Netezza改めPureData、従来比で性能3倍に―IBM PureSystems製品まとめ

EnterpriseZine / 2013年3月14日 13時0分

2月14日、日本IBMはPureData System for Analyticsの新モデルとなるN2001シリーズを発表した。従来モデルに比べて性能が約3倍向上したハイパフォーマンスモデルである。IBMは3月8日、顧客向けに「ビッグデータ活用のための「高度分析プラットフォーム」“実”体感セミナー」で新製品について解説した。IBM PureSystemsにおける位置づけや製品の特徴をあらためて整理しよう。

■データベース・アプライアンスの先駆者

 今回発表となった製品の正式名称はIBM PureData System for Analytics。長いので今回はNetezzaと旧製品名で表記するのをお許しいただきたい。とてもキャラの際立つ製品だ。

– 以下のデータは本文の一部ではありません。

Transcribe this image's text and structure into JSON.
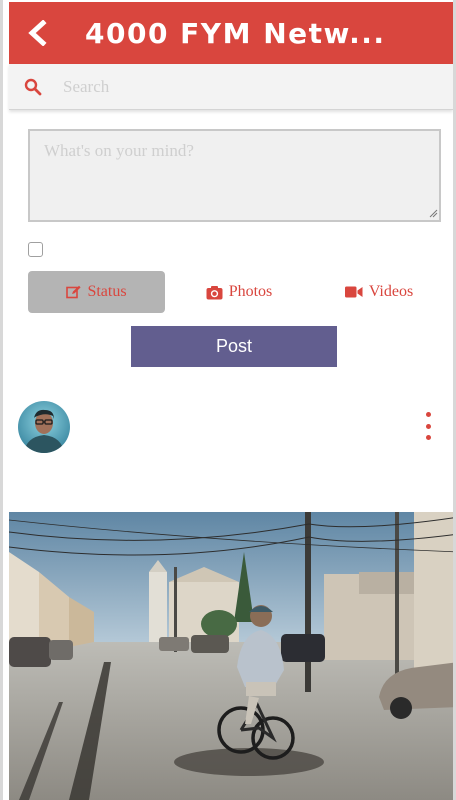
{
  "header": {
    "title": "4000 FYM Netw...",
    "back_icon": "chevron-left-icon",
    "background_color": "#d9463e"
  },
  "search": {
    "placeholder": "Search",
    "icon": "search-icon"
  },
  "composer": {
    "placeholder": "What's on your mind?",
    "tabs": [
      {
        "label": "Status",
        "icon": "edit-icon",
        "active": true
      },
      {
        "label": "Photos",
        "icon": "camera-icon",
        "active": false
      },
      {
        "label": "Videos",
        "icon": "video-camera-icon",
        "active": false
      }
    ],
    "post_label": "Post",
    "accent_color": "#d9463e",
    "post_button_color": "#625e8f"
  },
  "feed": {
    "post": {
      "avatar": "user-avatar",
      "menu_icon": "more-vertical-icon",
      "image": "cyclist-city-street-photo"
    }
  }
}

 まずは位置づけを確認しよう。IBMは2012年4月に新たな製品カテゴリとしてPureSytemsファミリーを発表した。おおざっぱに言えばハードウェアとソフトウェアを最適化し、専門家の知見を実装した製品群だ。その中には基盤向けのPureFlex、アプリケーションプラットフォーム向けのPureApplicationがあり、2012年10月にデータプラットフォーム向けのPureDataが追加された。さらにこのPureDataはワークロードに応じて3つに分類されている。
PureData System for Transactions

 更新処理向け。おおざっぱに言えば、PureFlexにDB2 pureScaleの技術を組み合わせたもの。
PureData Systems for Analytics

 データ分析向け。IBMに買収される前は「Netezza」という名前だった。データウェアハウス・アプライアンスの始祖とも言える製品。
PureData Systems for Operational Analytics

 業務データ分析向け。IBM Smart Analytics Systemをベースにしている。

 もう少しNetezzaを知るために、過去をさかのぼってみよう。Netezzaは2000年に創業し、当初からデータウェアハウス専用機の開発に専念していた会社である。一般的にオープンシステムで構築したシステムでは導入、構築、運用に多大なコストがかかることが課題となっていたため、創業者らは手軽に安く、そして早い、分析に特化した製品を作ることを目指した。そしてデータウェアハウスの専用機となるものをゼロから作り上げ、2003年に初製品をリリース。これは世界初のデータウェアハウス・アプライアンス製品であり、「データウェアハウス・アプライアンス」という呼称もNetezzaから始まった。